Final draft: Once you have external feedback from your test readers, it’s time to incorporate that feedback and re-write your piece yet again. This should lead to your third-ish (and possibly final) draft. Before you re-write again, peruse the written feedback from your test readers and the list of fifteen humor writing mistakes in this lesson. I want you to especially focus on making your re-write as tight as possible: cut anything that’s wordy, strictly unnecessary, or that your feedback buddies marked as not funny.
Leave a comment: Do the fifteen humor writing mistakes in this lesson bring up any insights or questions? If so, drop them in the Substack comments here.
Good luck with your final draft! Be sure to post in the Substack comments with any additional thoughts you have. See you in the next lesson.
Alex Baia is a humor writer for The New Yorker, McSweeney’s, and other publications. He is also an editor of the humor site Slackjaw.
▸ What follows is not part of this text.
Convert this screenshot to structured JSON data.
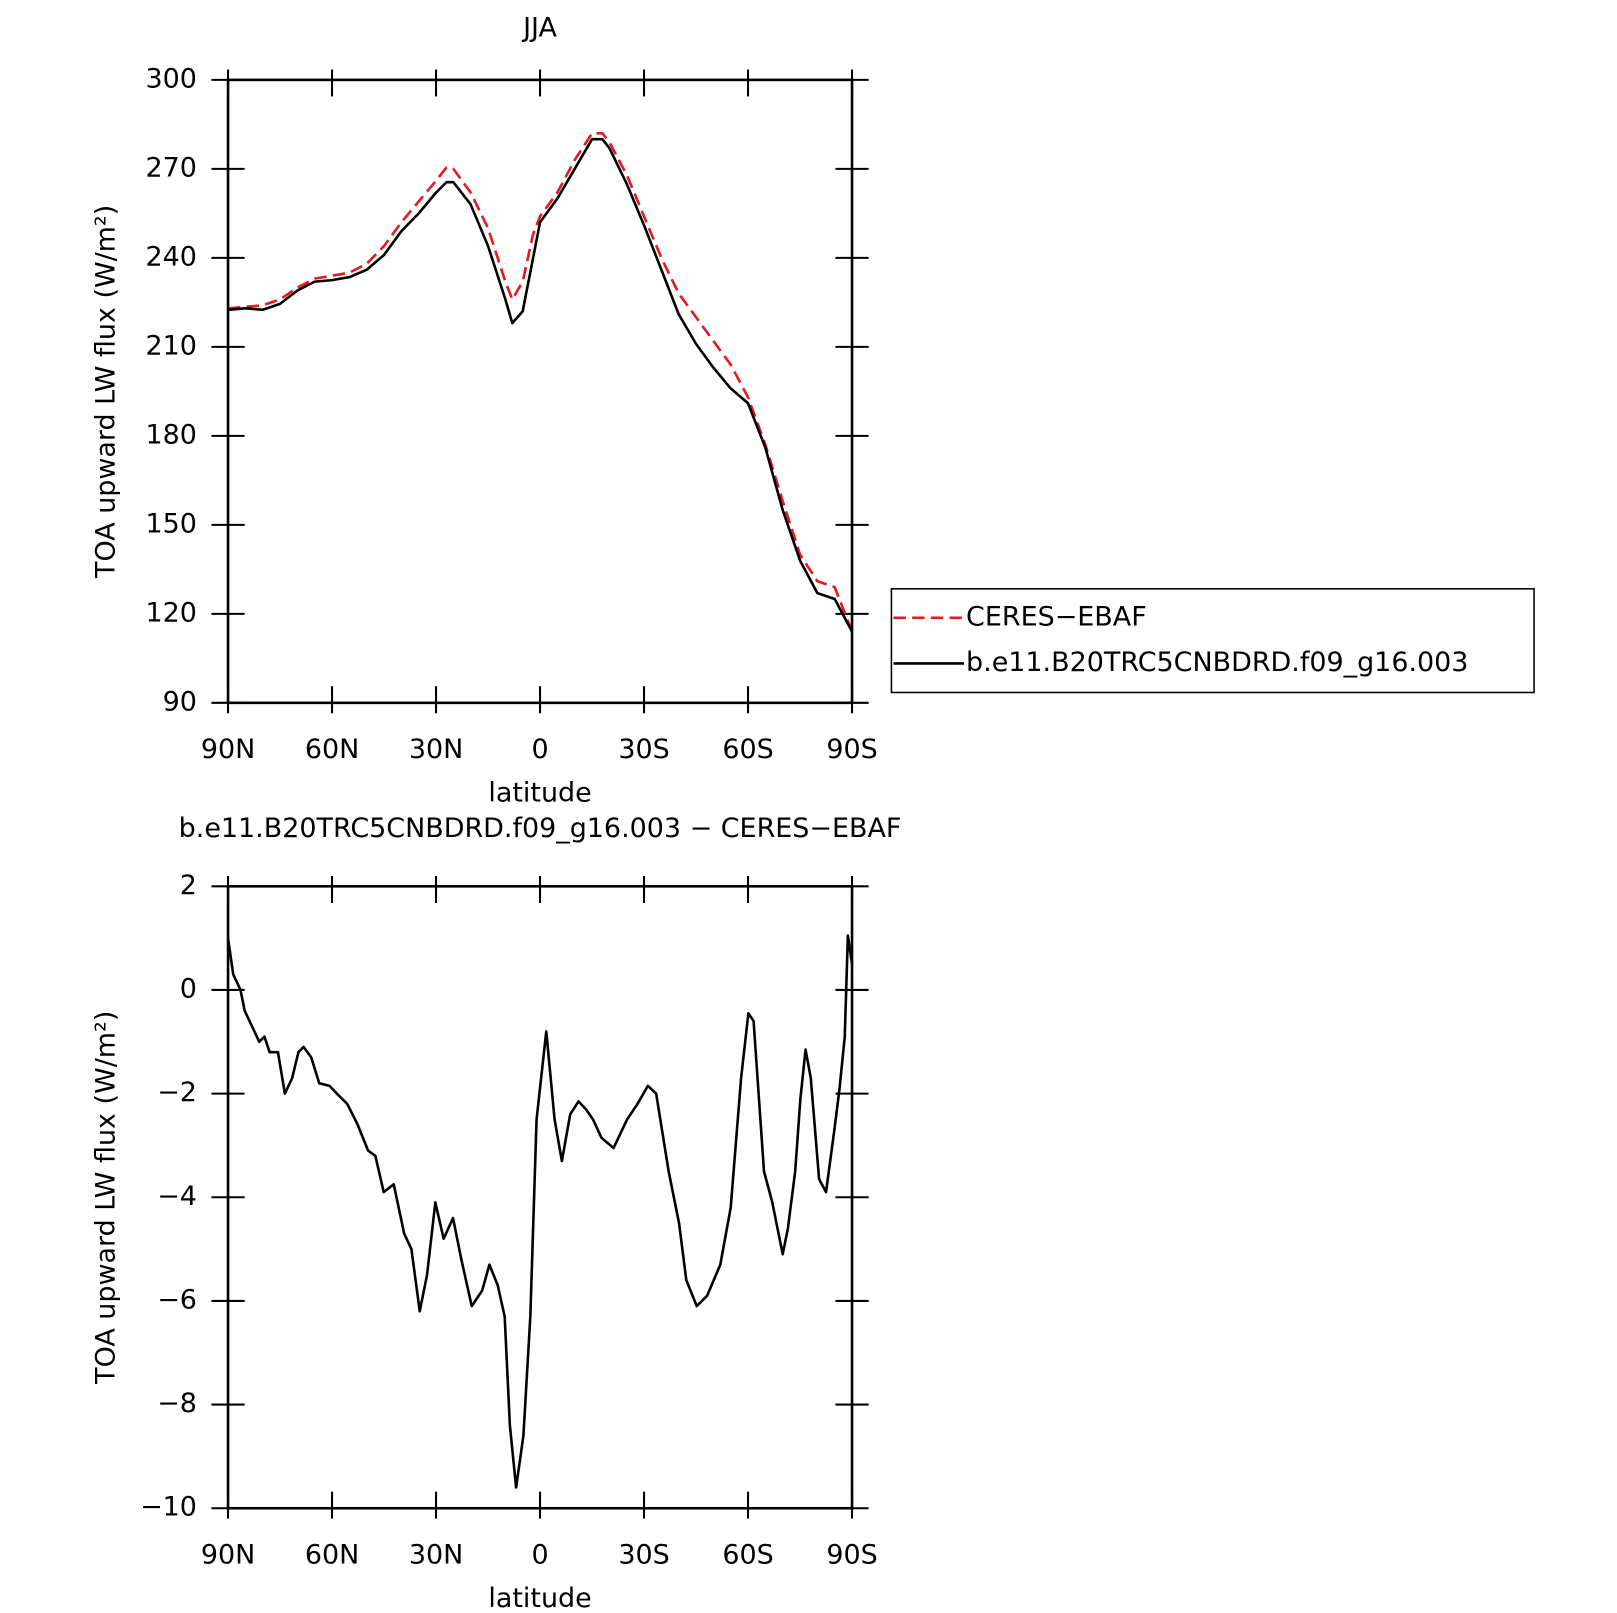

Alex voices the character Lex, The Zen Philosopher of Life Hacking, on You But Better, the number one self-improvement parody podcast on the face of the planet.
6. Not heightening enough - that is gold! I went back to the current piece I'm working on and realized I wasn't doing this. Thank you for this. This alone is worth the subscription!
This has been a really interesting lesson for me. I primarily write poetry, which is a form that is easy to be verbose BUT it also is a form of writing that has several mechanisms for tightening up. When I am writing a piece that isn't as direct as it needs to be, I try to re-write it in a stricter form (like a sonnet, where you only have 14 lines to bring the concept to life).
All that to say, that sometimes playing with the form of writing (poetry, prose, news article, etc) can be a fun and enlightening project that helps strengthen your editing/writing bones.